Poets are also organizers and mutual aid practitioners–I think of the numerous events I’ve attended or have been a part of as a reader. I have so much love and respect for Haymarket Books–a radical, independent publisher based in Chicago–they offered multiple talks and readings on abolitionist teaching and anti-racism. I think about Kearny Street Workshop’s online programs curated and organized by Asian American poet-activists Michelle Lin and Kazumi Chin. I am excited for Inlandia Literary Laureate Rachelle Cruz, who is organizing a series of free online poetry and creative writing workshops for teens. I’ve followed and attended events created and led by literary spaces such as Split This Rock and the Asian American Writers’ Workshop who constantly uplift queer, nonbinary, and trans Black, Indigenous, and writers of color for social justice. Black poets and writers came together to create The 8:46 Literary Quilt: A Covering for George Floyd to write for, as Jamey Hatley declares, “a free people, a future people dancing on the ruins of what should have never have been and the new, true world becoming. Now.” Keeping up with poets is keeping up with different parts of the world in real-time.

After seeing community platforms adapt and re-tool for virtual gatherings and publication, I know this to be true: Because of this power–because poetry is expression coupled with opinion and action to inspire, provoke, or move people–poetry is dangerous and enticing. Poetry is a heavyweight for its ability to transform. Poetry transmits ideas, possibilities, and it turns imaginations to wild, real things.

Writing and poetry have always pushed for a need for real change and liberation. Filipino American writer Carlos Bulosan once wrote, “There were centuries when writing was a crime punishable by death. There were times when intelligence was a serious crime…. remember how we became privileged to think and to speak and write.” Historically, education through writing and learning (or learning writing) was seen as a threat to control the status quo. When we write and read poems to educate, to speak to our ‘now,’ we change the narrative. We write our own narratives. Writers from communities of struggle, specifically, agonize and use words to build literacies and languages that see and include us. In poetry, we write ourselves into history and into the future.

Poems signify the times we live in. In Santa Clara County, young poet and regional winner of the Santa Clara County Library District Teen Poetry Contest, Sarah Mohammed of The Harker School in San José writes, “my home you / strip my rights like / thunder / splintering the aching / universe / my love for / you tastes like / softened copper like / tarnished loose pennies.” Though this poem is about anti-Muslim sentiments in India, it is entirely applicable to Black folks in the United States. Poems reflect and respond; poets connect their lives to the world. Poems can tether and bring us to each other; we can listen to others’ pain and imagine ones where it doesn’t exist.

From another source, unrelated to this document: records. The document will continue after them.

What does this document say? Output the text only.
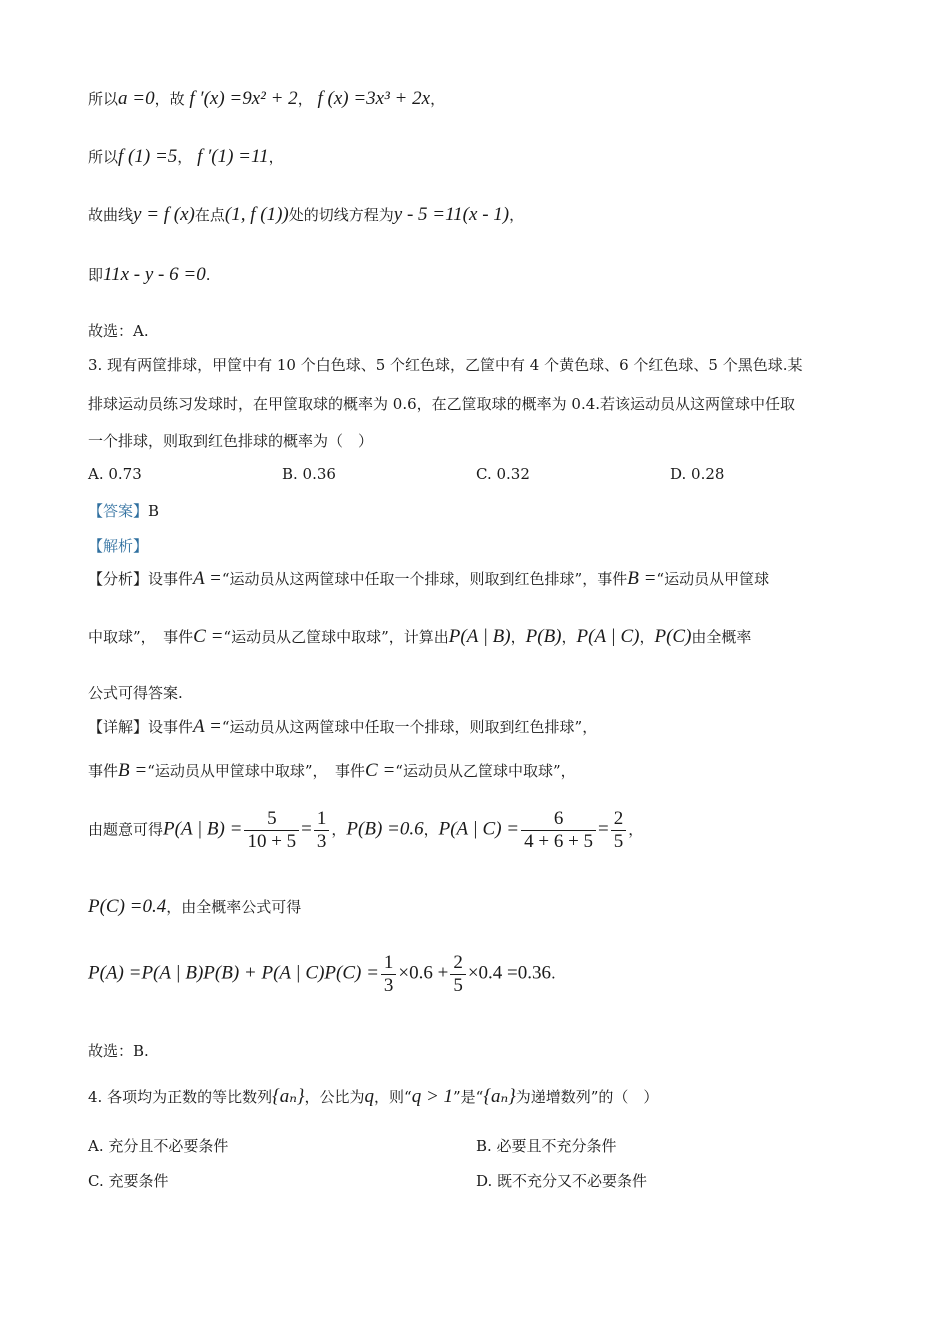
所以a =0，故 f ′(x) =9x² + 2， f (x) =3x³ + 2x，
所以f (1) =5， f ′(1) =11，
故曲线y = f (x)在点(1, f (1))处的切线方程为y - 5 =11(x - 1)，
即11x - y - 6 =0.
故选：A.
3. 现有两筐排球，甲筐中有 10 个白色球、5 个红色球，乙筐中有 4 个黄色球、6 个红色球、5 个黑色球.某
排球运动员练习发球时，在甲筐取球的概率为 0.6，在乙筐取球的概率为 0.4.若该运动员从这两筐球中任取
一个排球，则取到红色排球的概率为（　）
A. 0.73	B. 0.36	C. 0.32	D. 0.28
【答案】B
【解析】
【分析】设事件A =“运动员从这两筐球中任取一个排球，则取到红色排球”，事件B =“运动员从甲筐球
中取球”，　事件C =“运动员从乙筐球中取球”，计算出P(A | B)，P(B)，P(A | C)，P(C)由全概率
公式可得答案.
【详解】设事件A =“运动员从这两筐球中任取一个排球，则取到红色排球”，
事件B =“运动员从甲筐球中取球”，　事件C =“运动员从乙筐球中取球”，
由题意可得P(A | $B) = \frac{5}{10 + 5} = \frac{1}{3}$ ，P(B) =0.6，P(A | $C) = \frac{6}{4 + 6 + 5} = \frac{2}{5}$ ，
P(C) =0.4，由全概率公式可得
P(A) =P(A | B)P(B) + P(A | $C)P(C) = \frac{1}{3} \times 0.6 + \frac{2}{5} \times 0.4 =0.36$.
故选：B.
4. 各项均为正数的等比数列{aₙ}，公比为q，则“q > 1”是“{aₙ}为递增数列”的（　）
A. 充分且不必要条件	B. 必要且不充分条件
C. 充要条件	D. 既不充分又不必要条件
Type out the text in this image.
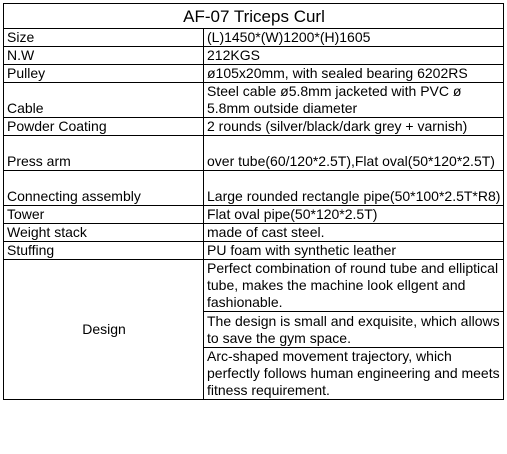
AF-07 Triceps Curl	
Size	(L)1450*(W)1200*(H)1605
N.W	212KGS
Pulley	ø105x20mm, with sealed bearing 6202RS
Cable	Steel cable ø5.8mm jacketed with PVC ø 5.8mm outside diameter
Powder Coating	2 rounds (silver/black/dark grey + varnish)
Press arm	over tube(60/120*2.5T),Flat oval(50*120*2.5T)
Connecting assembly	Large rounded rectangle pipe(50*100*2.5T*R8)
Tower	Flat oval pipe(50*120*2.5T)
Weight stack	made of cast steel.
Stuffing	PU foam with synthetic leather
Design	Perfect combination of round tube and elliptical tube, makes the machine look ellgent and fashionable.
	The design is small and exquisite, which allows to save the gym space.
	Arc-shaped movement trajectory, which perfectly follows human engineering and meets fitness requirement.
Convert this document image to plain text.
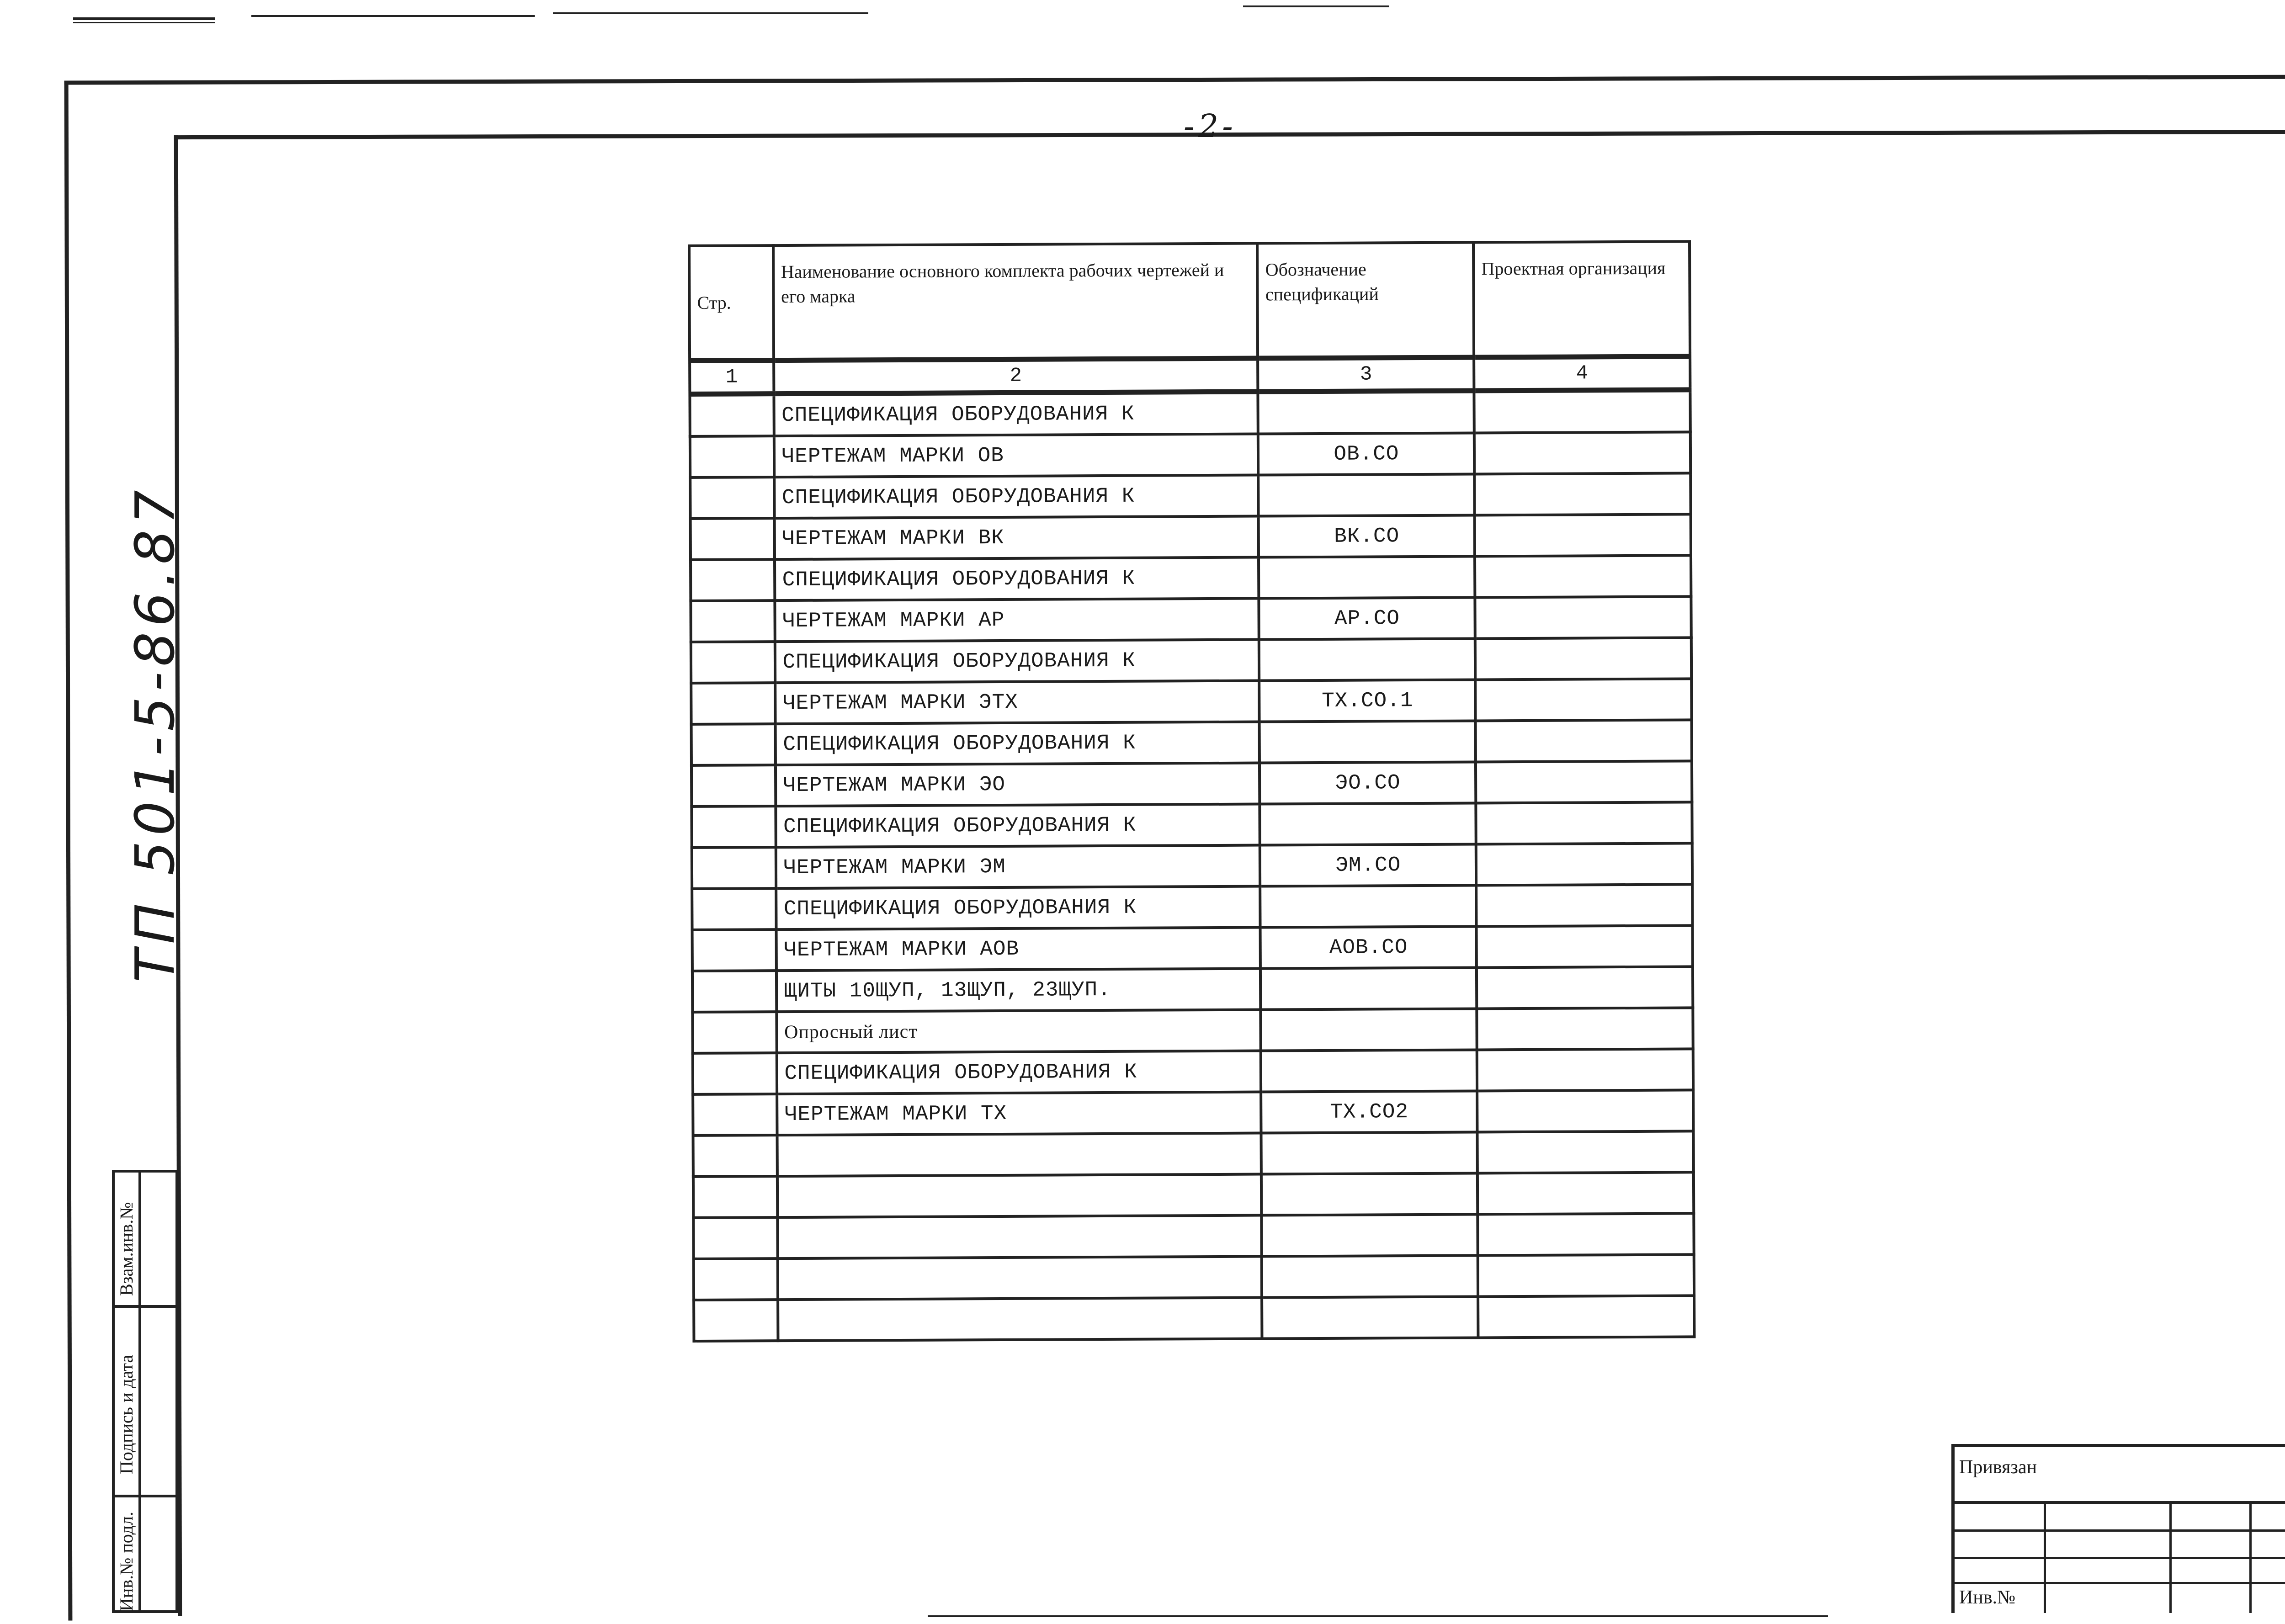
-2-
ТП 501-5-86.87
Взам.инв.№
Подпись и дата
Инв.№ подл.
Стр.	Наименование основного комплекта рабочих чертежей и его марка	Обозначение спецификаций	Проектная организация
1	2	3	4
	СПЕЦИФИКАЦИЯ ОБОРУДОВАНИЯ К		
	ЧЕРТЕЖАМ МАРКИ ОВ	ОВ.СО	
	СПЕЦИФИКАЦИЯ ОБОРУДОВАНИЯ К		
	ЧЕРТЕЖАМ МАРКИ ВК	ВК.СО	
	СПЕЦИФИКАЦИЯ ОБОРУДОВАНИЯ К		
	ЧЕРТЕЖАМ МАРКИ АР	АР.СО	
	СПЕЦИФИКАЦИЯ ОБОРУДОВАНИЯ К		
	ЧЕРТЕЖАМ МАРКИ ЭТХ	ТХ.СО.1	
	СПЕЦИФИКАЦИЯ ОБОРУДОВАНИЯ К		
	ЧЕРТЕЖАМ МАРКИ ЭО	ЭО.СО	
	СПЕЦИФИКАЦИЯ ОБОРУДОВАНИЯ К		
	ЧЕРТЕЖАМ МАРКИ ЭМ	ЭМ.СО	
	СПЕЦИФИКАЦИЯ ОБОРУДОВАНИЯ К		
	ЧЕРТЕЖАМ МАРКИ АОВ	АОВ.СО	
	ЩИТЫ 10ЩУП, 13ЩУП, 23ЩУП.		
	Опросный лист		
	СПЕЦИФИКАЦИЯ ОБОРУДОВАНИЯ К		
	ЧЕРТЕЖАМ МАРКИ ТХ	ТХ.СО2	

Привязан
Инв.№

The poems that stay with me on my bookshelf and in memory are the ones that shake up my understanding of the world. The poems I cling to and teach are the ones that inform and challenge me. Poetry is activism because, line by line, it contains the potential to ask difficult questions, to participate in literary spaces, to push past discomfort, and to build worlds where possibilities drive us. People say they are often moved, held, or taken by poems–and aren’t those actions the basis of activism? Poetry, this way, is a movement.

Janice Lobo Sapigao (she/her) is a daughter of immigrants from the Philippines. She is the author of two books of poetry, Microchips for Millions and Like a Solid to a Shadow. She was a VONA/Voices Fellow and was awarded a Manuel G. Flores Prize, PAWA Scholarship to the Kundiman Poetry Retreat. She is a poetry editor at Angel City Review, and co-founder of Sunday Jump in Los Angeles’s Historic Filipinotown. Her work has been published in various anthologies. She is the 2020–2021 Santa Clara County Poet Laureate.